Issus pour la plupart du milieu de l’art et du cinéma avant-gardiste new-yorkais, les cinq membres de Bodega ont commencé à répéter ensemble à l’été 2016, en sachant exactement où ils allaient, ou plutôt, où ils ne voulaient pas aller… «On avait une idée assez précise de ce que nous voulions faire avant même que le groupe ne soit formé», souligne Nikki Belfiglio, rejointe avec son copain Ben Hozie à New York au studio de montage vidéo où il travaille sur un documentaire d’une cam-girl sado-maso entre deux tournées. «On avait rédigé une liste de choses qu’on voulait faire et qu’on ne voulait pas faire», ajoute Ben Hozie. «C’était très conceptuel». Dans cette liste on retrouve des points tels que:

  • Ne faire aucune référence au rock garage
  • Pas de glam rock
  • Pas de pizza core (en référence à tous ces groupes qui parlent de boire des bières, manger des pizzas et faire du rock)
  • Pas de textes bourrés de platitudes
  • Pas d’effets sur les voix
  • Pas de répétitions dans les paroles

La liste s’étend encore sur plusieurs points, mais vous avez compris le principe. «Ce qui est comique. c’est que nous avons brisé chacune de ces règles ou presque», s’esclaffe Ben. «Notre première règle était d’être radicalement honnêtes», précise Nikki. «Mais personne ne l’est, c’est impossible de ne pas se mentir à soi-même ou aux autres.

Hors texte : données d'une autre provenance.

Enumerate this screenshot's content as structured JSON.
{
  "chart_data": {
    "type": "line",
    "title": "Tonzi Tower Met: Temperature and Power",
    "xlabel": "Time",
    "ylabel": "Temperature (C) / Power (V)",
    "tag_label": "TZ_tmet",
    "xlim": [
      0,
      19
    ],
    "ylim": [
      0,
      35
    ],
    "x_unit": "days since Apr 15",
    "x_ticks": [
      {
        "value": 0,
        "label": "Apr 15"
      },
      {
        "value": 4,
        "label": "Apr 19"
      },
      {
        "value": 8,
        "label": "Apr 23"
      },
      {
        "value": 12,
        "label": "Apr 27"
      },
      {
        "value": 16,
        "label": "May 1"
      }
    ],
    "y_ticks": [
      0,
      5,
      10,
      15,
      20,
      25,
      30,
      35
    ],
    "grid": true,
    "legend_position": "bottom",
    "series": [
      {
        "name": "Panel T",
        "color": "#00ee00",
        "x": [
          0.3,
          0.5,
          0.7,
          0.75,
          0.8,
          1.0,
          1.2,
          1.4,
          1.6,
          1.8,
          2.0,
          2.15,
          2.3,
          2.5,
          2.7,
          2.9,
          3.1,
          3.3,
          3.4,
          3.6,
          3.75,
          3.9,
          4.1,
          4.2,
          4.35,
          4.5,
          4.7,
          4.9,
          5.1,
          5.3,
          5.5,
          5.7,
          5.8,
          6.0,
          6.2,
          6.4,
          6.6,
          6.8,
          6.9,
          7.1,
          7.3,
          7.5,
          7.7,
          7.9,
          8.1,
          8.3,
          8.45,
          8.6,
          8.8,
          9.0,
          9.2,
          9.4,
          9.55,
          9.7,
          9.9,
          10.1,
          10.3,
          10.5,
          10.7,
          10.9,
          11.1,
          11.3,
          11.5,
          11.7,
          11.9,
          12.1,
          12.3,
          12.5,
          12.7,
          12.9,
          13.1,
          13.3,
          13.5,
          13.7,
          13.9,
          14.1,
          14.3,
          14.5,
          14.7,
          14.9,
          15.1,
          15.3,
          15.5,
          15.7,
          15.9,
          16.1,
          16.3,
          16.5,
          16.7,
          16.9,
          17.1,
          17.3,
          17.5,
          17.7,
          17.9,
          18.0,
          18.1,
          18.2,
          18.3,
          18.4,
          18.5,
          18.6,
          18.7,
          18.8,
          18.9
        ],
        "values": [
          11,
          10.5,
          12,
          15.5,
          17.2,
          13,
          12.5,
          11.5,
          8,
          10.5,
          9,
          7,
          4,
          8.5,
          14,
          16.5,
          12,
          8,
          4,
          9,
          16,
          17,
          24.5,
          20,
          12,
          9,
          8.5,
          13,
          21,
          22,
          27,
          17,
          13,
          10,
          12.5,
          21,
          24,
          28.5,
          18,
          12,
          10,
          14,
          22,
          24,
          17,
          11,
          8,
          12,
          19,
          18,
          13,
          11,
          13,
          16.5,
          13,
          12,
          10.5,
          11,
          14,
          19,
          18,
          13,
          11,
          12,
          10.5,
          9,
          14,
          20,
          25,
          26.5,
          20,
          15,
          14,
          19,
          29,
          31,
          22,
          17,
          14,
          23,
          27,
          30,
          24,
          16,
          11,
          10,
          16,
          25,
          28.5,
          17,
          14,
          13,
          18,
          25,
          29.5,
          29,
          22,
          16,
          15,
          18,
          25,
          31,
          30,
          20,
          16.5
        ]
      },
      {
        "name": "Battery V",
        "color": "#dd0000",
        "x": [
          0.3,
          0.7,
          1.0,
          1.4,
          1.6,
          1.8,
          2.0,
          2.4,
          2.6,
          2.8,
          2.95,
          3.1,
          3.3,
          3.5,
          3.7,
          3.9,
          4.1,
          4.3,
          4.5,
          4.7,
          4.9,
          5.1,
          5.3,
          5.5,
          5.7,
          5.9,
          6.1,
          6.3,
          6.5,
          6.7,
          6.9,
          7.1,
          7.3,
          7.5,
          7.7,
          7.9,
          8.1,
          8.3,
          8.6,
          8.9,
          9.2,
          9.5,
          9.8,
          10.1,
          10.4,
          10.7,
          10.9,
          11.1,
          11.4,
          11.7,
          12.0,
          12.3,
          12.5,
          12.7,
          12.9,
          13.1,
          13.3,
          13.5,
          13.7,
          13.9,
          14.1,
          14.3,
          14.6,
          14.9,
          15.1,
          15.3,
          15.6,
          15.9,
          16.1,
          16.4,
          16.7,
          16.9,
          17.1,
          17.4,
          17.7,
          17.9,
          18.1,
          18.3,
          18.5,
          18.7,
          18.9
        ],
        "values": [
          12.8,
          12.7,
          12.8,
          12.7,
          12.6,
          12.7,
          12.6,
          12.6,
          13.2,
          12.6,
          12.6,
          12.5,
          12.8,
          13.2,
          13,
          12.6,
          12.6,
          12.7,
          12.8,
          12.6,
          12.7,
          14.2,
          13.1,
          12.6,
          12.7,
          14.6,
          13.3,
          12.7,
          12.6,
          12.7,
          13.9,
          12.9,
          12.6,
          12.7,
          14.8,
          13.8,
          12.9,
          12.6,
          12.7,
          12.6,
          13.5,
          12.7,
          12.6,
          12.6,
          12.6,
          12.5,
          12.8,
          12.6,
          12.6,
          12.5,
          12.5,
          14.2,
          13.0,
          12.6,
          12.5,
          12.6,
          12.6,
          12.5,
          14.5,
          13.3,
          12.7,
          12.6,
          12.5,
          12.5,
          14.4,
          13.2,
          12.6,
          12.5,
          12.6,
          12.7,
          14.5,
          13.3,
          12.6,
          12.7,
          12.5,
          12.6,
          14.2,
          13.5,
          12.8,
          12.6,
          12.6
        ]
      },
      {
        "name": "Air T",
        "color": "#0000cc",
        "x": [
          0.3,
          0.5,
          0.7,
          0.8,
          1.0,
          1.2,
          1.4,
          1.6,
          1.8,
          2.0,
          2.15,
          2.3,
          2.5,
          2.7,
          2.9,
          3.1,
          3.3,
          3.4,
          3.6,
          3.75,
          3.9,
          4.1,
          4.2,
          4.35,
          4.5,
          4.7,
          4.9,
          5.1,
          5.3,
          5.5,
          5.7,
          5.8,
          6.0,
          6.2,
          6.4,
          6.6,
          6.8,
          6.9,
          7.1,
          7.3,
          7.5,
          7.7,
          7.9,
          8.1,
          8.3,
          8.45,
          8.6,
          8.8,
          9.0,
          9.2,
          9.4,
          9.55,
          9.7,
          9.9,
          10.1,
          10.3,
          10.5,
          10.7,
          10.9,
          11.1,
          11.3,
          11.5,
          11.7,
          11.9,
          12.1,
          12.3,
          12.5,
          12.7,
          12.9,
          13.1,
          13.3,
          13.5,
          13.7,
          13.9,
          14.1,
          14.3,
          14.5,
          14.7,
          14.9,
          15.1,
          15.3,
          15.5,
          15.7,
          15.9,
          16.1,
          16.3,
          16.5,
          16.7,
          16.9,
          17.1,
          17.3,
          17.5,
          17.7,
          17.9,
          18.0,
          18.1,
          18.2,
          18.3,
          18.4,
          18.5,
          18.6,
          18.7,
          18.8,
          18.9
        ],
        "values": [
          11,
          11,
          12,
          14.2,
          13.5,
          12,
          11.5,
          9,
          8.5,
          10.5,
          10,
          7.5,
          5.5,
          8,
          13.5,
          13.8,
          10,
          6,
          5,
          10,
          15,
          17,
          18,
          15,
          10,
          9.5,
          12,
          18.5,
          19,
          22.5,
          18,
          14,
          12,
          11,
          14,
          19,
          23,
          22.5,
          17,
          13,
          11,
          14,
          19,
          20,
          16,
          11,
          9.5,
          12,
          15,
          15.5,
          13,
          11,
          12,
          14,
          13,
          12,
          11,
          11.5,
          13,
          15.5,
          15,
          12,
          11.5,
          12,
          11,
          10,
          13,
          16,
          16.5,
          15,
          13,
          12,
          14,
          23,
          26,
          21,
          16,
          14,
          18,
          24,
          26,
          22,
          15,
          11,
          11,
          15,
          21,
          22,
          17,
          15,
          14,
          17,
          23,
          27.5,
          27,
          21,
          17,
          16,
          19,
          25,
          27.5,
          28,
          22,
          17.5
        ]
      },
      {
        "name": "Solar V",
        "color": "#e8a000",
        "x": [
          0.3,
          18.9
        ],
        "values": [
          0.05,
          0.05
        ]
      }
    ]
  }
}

Être radicalement honnête en société c’est anti-productif». «Je pense que nous essayons d’être radicalement honnêtes envers nous-mêmes avant tout», reprend Ben Hosie. «C’est là que l’idée de l’honnêteté radicale est importante et c’est presque tout ce que Endless Scroll signifie. C’est pas mal contre nos propres hypocrisies. Si c’est un disque politique, ce ne l’est pas dans le sens où nous disons aux gens ce qu’ils devraient faire, mais plutôt nous qui analysons nos propres comportements. Mais je pense toutefois que c’est bon de partir le projet avec certaines règles. Nous ne sommes pas dogmatiques, mais nous voulions obtenir quelque chose de clair, de très spécifique. Je veux que les gens qui vont se rendre au pays de Bodega réalisent qu’il n’y en a pas deux pareils. Je crois que c’est bien de définir ce que tu n’es pas ou ne veux pas être dans un groupe, pas seulement ce que tu cherches à devenir».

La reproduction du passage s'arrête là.